Social media has been an amazing tool in my career. It's really allowed me to speak to the people who have experienced the same things that I’ve experienced. I started writing music because I felt misunderstood by everyone around me, and I started sharing music because I was wondering if maybe somebody out in the world feels what I feel. Then I got lucky enough to find a group of people who connected with my music, and now they're called Bahjat troops. It's been a lovely journey where we heal together. Platforms like TikTok allowed me to reach out to people in a much more genuine and spontaneous way than I'd ever done in my life before. For example, I've probably spent over 100 hours on TikTok life interacting with my fans, the Bahjat troops. And it's quite interesting because I've never been more myself than I am right now on social media.

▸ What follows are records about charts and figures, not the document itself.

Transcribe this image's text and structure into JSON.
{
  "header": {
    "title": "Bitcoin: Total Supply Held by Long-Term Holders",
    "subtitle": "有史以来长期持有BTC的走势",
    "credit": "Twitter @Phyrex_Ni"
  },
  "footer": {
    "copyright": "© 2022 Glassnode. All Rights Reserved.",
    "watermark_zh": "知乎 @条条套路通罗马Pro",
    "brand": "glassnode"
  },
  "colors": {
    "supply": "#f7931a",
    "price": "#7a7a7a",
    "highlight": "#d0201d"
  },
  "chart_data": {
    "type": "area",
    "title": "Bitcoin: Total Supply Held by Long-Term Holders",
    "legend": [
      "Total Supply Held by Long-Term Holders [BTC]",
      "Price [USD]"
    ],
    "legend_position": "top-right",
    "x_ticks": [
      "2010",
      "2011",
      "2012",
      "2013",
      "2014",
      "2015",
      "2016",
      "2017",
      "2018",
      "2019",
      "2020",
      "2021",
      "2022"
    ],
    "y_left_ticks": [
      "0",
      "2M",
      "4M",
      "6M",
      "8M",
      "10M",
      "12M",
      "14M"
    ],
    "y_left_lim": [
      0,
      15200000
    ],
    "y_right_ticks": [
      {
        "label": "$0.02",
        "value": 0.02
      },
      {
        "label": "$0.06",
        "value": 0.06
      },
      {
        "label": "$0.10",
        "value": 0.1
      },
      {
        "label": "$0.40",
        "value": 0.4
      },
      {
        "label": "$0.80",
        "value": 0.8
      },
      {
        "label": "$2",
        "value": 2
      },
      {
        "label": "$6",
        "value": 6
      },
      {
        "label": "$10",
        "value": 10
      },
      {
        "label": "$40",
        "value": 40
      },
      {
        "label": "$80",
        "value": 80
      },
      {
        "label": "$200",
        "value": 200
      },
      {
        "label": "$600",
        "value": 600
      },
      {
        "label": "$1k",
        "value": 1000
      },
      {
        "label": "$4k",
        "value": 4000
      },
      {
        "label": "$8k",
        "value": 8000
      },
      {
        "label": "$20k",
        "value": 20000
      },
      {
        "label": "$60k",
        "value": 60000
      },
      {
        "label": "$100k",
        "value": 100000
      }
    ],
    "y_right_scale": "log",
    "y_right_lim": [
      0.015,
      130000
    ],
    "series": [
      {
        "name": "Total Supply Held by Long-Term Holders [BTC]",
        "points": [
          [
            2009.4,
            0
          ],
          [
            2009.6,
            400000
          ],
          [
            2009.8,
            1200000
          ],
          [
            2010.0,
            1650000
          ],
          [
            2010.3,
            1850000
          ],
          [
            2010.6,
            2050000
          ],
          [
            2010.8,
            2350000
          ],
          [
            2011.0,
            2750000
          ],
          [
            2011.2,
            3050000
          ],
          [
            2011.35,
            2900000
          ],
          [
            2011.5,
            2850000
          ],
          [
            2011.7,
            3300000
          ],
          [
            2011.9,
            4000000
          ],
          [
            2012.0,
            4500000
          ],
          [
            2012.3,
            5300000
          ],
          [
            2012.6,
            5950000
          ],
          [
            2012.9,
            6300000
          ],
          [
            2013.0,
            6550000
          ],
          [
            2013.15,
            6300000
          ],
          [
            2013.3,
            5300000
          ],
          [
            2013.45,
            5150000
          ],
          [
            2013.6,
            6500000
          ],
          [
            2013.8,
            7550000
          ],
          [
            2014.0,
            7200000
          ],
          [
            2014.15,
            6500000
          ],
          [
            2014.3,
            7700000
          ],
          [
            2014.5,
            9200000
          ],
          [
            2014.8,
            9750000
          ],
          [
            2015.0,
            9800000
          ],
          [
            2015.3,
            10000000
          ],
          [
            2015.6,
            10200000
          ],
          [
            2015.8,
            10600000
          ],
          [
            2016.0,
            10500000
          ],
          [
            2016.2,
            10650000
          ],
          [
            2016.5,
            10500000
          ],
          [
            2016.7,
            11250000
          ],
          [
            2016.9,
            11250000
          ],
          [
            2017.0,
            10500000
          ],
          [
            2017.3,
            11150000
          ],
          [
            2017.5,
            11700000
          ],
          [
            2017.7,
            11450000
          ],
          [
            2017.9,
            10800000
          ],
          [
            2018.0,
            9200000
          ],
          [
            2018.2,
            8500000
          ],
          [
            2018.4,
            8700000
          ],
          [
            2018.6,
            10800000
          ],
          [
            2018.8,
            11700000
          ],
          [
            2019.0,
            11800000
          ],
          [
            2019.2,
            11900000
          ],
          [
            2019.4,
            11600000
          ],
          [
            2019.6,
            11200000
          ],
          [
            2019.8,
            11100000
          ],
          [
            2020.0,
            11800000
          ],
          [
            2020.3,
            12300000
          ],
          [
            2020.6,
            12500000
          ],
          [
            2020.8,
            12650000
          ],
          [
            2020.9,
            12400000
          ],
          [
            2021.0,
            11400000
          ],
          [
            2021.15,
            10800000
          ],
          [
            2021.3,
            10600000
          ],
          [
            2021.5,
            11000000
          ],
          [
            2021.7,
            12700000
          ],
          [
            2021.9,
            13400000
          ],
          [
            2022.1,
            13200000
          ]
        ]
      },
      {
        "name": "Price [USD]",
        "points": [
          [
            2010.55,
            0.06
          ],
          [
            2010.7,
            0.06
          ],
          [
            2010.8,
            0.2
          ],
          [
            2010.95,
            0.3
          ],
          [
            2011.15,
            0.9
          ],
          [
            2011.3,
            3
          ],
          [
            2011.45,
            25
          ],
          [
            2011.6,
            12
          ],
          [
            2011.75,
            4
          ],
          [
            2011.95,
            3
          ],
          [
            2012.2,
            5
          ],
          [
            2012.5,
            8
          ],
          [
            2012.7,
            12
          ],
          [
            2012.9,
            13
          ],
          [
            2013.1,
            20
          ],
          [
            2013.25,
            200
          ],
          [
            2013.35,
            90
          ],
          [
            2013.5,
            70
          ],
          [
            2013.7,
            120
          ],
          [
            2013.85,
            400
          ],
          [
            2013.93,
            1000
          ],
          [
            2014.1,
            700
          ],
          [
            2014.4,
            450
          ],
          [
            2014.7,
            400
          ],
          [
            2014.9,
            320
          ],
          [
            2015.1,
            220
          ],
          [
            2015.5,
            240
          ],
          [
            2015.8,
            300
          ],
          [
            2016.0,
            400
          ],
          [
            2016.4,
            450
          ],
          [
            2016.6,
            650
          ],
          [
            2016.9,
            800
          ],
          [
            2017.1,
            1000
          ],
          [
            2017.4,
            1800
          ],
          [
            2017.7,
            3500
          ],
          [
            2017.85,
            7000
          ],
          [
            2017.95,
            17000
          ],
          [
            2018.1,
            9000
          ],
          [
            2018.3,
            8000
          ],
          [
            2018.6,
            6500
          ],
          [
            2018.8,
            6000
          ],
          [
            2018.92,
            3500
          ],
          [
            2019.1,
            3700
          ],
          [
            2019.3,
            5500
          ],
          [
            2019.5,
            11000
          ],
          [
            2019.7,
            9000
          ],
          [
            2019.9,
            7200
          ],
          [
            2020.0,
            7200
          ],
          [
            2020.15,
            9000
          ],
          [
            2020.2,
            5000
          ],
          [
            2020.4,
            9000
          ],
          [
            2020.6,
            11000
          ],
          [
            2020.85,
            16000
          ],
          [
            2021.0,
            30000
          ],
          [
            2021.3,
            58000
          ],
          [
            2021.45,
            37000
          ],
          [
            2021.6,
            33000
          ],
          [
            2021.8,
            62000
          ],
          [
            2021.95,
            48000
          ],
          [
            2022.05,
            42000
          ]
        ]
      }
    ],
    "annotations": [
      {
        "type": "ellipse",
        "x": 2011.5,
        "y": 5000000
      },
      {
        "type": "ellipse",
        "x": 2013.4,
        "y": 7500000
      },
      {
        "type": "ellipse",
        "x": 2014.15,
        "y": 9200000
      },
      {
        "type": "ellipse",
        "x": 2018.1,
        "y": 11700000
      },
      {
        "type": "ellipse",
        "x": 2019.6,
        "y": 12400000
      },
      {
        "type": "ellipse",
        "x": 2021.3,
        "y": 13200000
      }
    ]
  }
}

How did you feel when you found out about winning the TikTok Nakheel contest?
It was so surreal when I was told that I had won the contest. It means so much to me because it's something that I, as an independent artist, achieved with my fans. They were really there for me. It feels like such a beautiful moment where we got to truly see that you can have your song get played at the biggest fountain in the world as an independent artist without having to compromise anything about your art. I'm just really grateful for TikTok and Nakheel for providing independent artists opportunities like this, where we get to share our music with the world. It gives me butterflies to, you know, think about how many people are going to connect with my music for the first time through that.
Tell us about your songwriting process.
The fun thing about songwriting is if you make it a habit, it's kind of like the concept of therapy, where there's always something that comes out of you. There's always something to process or reminisce about. It's truly amazing the things that come out of you when you sit down and you kind of put yourself on the spot. I write often and especially now that I'm producing more and more completely by myself, it's become a good exercise to keep myself writing and producing and writing and producing.
What countries in the region do you think connect with your music the most?
Lately, I've been lucky enough to get support from all over the Middle East and North African region. I make A-pop music, which to me, is the response to globalization and cultures intertwining in music, like with K-Pop or reggaeton. Finding support from the Arab youth and my generation is amazing, since they think: “yeah, this is cool, this represents us when we text and the style of music that we listen to.” My concept of A-pop is constantly evolving. So it started with me having separate English and Arabic sections, but then with my song ‘I'm Here’, I started to mix both languages within the same sentences. It's kind of very fun because it feels like there are no rules. So I feel free to just express myself.
What was it like working with Hassan Al Shafei?
It was such a fun and spontaneous experience. As an independent artist. I realized very early on that I needed to not only become a musician, artist, producer and a songwriter, but that I also needed to be a good networker to stand a chance of getting my music heard. I used to send around 100 emails per day. I was that annoying person who would be like: “hey, did you happen to check my email which I have already sent you about 300 times before?” Hassan was one of the people I reached out to because I listened to one of his songs and I felt like it was close to what I consider to be A-pop; which is Arabic-infused, Western pop production. So I reached out to him and he replied the next day and we exchanged ideas back and forth. I ended up writing and composing ‘Galbek Wein’ by myself, and he did the music production and it was very fun.
Are you releasing any new music soon?
My goal for this year is to put out a lot of music and hopefully get to perform to my fans very soon. And this might be an exclusive announcement, but I think I might be dropping a Ramadan song for the first time ever.